SALUTE

Written by      

In every whitebaiter’s life there is a moment they dream of; a tantalisingly elusive moment which will make all the misery, the dis­comfort, the sheer boredom of ‘baiting astoundingly and deli­ciously worthwhile.

Writer and whitebaiter Kerilulme recalls her special day:

“It was the seventh of November, getting toward the end of the season, and there hadn’t been much ‘bait for the past week or so. So when I went out at around six in the morning, there wasn’t anyone else near. The water was clear amber perfection, every stone on the bottom visible, and I thought, ‘This won’t be much cop, any ‘bait’ll see me coming.’ But the morning was quiet and still, so I slid the net into the water and strolled toward the mouth, looking at oystercatchers on the other bank, the distant green waves, a gull flying away to the south. Suddenly the net was strangely heavy, like I’d snagged something. I lifted it, and there were streams of ‘bait sliding down to the bottom. Beautiful golden streams.”

In one drag, Hulme had netted nineteen-and-three-quarter pounds of whitebait. That, for those of us unused to such quantities, is about a bucket-and-a-half. Such a moment  comes once in a lifetime.

Hulme has been ‘baiting on the coast for 23 years—since September 2, 1970, to be precise. That was the year she moved over the hill from Canter­bury to be a West Coast postie. Where she’d come from, ‘baiting was no big deal. But on the opening day of the West Coast season, as her fellow Post Office workers skived off to check their nets, Hulme realised that white-baiting was to be part of her cultural adaptation to the Coast. The following day she was down there with the others, and has been, ever since.

Like whitebaiters, photographers need one characteristic above all others: patience. Arno Gasteiger had ample opportunity to test this truth as, over a period of 18 months, he spent his every spare moment walking, waiting and watching for the images which appear in his photo essay on Queen Street. For the period of this assignment—his 23rd for the maga­zine—the versatile Austrian-born photographer lived in a converted office space just off Queen Street, and visited the street at all hours of the day and night to observe the urban jungle at ground level. Eventually, the regulars of the street began to notice that he was a regular too.

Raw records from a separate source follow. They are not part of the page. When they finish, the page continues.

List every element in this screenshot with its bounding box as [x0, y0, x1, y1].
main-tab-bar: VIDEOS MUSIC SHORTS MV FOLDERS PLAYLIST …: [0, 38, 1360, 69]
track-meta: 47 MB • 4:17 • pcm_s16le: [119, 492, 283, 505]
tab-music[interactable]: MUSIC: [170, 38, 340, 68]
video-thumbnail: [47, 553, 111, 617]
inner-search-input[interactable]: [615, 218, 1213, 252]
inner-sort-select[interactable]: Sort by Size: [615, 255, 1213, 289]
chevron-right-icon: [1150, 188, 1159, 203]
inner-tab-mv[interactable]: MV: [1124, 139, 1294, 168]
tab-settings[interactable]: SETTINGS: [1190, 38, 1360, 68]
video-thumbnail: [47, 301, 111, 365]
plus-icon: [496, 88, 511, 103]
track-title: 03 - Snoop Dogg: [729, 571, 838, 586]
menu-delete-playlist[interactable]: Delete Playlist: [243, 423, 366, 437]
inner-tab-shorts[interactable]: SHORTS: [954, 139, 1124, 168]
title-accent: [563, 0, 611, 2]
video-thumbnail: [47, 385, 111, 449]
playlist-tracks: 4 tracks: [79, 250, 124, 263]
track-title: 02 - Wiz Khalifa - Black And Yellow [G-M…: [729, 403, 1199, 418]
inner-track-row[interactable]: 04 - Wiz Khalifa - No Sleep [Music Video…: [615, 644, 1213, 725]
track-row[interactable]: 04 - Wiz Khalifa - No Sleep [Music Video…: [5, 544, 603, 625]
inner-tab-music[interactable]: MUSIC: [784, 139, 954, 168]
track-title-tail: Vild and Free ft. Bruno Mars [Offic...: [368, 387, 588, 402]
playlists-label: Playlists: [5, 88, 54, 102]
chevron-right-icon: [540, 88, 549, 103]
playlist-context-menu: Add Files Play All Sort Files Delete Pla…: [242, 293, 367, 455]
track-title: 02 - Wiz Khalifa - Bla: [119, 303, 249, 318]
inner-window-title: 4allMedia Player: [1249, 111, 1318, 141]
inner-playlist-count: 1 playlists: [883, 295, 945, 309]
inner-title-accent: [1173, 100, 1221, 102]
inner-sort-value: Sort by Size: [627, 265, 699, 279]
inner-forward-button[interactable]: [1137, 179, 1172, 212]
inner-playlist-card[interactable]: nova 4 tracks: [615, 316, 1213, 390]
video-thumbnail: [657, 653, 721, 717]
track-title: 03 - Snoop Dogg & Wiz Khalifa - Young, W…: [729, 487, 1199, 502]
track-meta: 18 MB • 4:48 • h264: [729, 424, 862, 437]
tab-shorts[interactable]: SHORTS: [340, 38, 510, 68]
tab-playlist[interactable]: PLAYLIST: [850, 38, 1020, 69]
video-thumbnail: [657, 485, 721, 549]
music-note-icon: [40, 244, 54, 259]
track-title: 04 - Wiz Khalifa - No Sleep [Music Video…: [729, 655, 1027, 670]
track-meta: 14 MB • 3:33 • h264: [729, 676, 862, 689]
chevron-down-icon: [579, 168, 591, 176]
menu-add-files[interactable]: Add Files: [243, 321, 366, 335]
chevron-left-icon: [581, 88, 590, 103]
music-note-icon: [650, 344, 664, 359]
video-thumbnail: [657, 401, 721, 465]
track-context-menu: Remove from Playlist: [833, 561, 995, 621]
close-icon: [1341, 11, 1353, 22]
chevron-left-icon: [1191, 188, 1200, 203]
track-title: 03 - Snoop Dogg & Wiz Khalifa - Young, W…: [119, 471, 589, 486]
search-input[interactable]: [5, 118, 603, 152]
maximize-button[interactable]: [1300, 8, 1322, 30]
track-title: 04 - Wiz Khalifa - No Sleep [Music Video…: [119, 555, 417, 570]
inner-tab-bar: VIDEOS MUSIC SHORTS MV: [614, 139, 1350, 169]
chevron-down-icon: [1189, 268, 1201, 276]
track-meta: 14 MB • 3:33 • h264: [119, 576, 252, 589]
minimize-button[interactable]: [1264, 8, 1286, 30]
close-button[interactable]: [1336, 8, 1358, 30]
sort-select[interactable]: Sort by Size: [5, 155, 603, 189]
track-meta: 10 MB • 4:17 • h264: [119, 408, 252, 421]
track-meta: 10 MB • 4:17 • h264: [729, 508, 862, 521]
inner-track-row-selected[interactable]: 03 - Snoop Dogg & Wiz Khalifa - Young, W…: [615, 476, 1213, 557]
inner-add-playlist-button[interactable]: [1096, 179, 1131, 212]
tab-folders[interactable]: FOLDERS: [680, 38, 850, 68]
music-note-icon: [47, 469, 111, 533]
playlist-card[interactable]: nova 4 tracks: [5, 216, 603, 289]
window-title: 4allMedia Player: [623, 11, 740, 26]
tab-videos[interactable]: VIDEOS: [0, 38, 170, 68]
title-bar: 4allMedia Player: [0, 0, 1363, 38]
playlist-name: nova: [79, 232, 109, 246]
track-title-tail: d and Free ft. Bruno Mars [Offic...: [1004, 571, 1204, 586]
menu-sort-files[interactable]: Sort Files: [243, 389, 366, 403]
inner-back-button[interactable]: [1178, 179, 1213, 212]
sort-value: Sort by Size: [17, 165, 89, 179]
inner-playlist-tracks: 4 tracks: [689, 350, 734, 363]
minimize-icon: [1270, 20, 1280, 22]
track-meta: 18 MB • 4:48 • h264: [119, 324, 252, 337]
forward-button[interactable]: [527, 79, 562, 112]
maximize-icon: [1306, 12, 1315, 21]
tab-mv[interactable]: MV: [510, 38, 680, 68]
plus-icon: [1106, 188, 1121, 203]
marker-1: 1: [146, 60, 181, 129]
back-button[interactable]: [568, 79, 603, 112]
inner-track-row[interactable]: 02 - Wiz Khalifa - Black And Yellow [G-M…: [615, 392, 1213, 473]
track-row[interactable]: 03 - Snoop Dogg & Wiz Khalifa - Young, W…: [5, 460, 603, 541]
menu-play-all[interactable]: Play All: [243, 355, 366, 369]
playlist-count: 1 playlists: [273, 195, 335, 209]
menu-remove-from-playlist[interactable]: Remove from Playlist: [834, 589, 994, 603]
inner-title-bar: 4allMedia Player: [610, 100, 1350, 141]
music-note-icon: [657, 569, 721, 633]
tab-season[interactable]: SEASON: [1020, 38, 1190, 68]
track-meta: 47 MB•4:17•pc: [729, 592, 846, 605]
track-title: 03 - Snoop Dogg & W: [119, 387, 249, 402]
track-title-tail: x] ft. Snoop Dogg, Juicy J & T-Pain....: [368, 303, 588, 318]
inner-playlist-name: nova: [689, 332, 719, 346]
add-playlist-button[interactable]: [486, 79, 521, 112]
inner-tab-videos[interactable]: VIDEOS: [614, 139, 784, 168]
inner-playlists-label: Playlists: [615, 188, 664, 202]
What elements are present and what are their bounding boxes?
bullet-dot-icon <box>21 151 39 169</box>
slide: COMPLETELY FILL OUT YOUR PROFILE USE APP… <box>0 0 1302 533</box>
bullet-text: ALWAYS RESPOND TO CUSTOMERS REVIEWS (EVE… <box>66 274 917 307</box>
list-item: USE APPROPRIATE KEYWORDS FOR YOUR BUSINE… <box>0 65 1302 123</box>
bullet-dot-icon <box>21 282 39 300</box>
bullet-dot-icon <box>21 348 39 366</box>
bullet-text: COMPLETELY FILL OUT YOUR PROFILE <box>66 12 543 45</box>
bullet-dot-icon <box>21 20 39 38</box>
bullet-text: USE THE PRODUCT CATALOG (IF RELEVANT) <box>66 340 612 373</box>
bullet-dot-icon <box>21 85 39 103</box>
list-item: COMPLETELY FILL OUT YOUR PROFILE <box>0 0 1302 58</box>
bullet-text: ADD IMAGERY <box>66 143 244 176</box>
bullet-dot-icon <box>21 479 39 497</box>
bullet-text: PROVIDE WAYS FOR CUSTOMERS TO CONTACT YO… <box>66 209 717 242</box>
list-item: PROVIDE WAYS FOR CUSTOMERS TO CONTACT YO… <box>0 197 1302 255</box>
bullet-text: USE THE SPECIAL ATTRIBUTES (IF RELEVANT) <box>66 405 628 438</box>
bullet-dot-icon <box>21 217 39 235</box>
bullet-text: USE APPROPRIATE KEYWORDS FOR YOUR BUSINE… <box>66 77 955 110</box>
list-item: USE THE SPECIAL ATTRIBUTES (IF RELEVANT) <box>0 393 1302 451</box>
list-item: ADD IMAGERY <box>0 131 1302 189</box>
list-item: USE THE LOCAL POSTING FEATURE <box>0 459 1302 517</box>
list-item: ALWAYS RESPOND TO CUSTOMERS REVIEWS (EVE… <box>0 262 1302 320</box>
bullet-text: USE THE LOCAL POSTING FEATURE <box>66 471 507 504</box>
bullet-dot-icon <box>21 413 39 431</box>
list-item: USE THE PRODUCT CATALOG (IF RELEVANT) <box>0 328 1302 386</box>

And with that observation came suspicions and assumptions. Twice he was asked if he was a plainclothes police officer; several times if he could supply drugs.

Gasteiger says his life became a schizophrenic switch between the heart of the city and the wilderness beyond, as his other Geographic assignments continued. The contrast was, he says, beneficial to the way he perceived his work. “When I was on the street for long periods, I would start seeing the things which happen as ordinary. When I came back from wilderness areas it was as though my eyes had been washed, and I could see the outrageous nature of the street clearly again.”

For Tauranga photographer and writer Kim Westerskov, whose work features in both the emperor pen­guin and White Island stories, the closer he is to real wilderness—and the further away he is from cities—the better. Westerskov, a naturalist with a doctorate in marine sciences, “gave up studying nature with graphs and mathematics” 12 years ago to record nature lovingly through a camera lens.

Antarctica is one of his particular loves, and when he was offered the chance to be there in the moody halflight of spring, rather than the bright, non-stop glare of summer, he seized it. “When I’m in that land­scape sculpted by wind and water, humanity and all its problems might just as well not exist,” he says.

For someone used to the cool silence of the frozen continent, the contrast of White Island’s raw volcanic violence must have been a shock. Whereas the Antarctic hides its threat to human life behind a face of stark beauty, the dangers of White Island, with its steamy clouds of poison gases and constant eruptions, are quite apparent.

“On White Island, you are constantly aware that if you make a wrong move, you’re history,” Westerskov says. “Several times the geologists warned me that the area on which I was about to walk was only a thin crust.”

Westerskov has visited the island five times, and most times, he says, there is a point at which the alien rawness of the island suddenly becomes intolerable to him.

“At that point I think: ‘Let me off, I want to go home.”‘

So, even for one who loves the wilderness with a passion, a time comes when the safe familiarity of human society is necessary.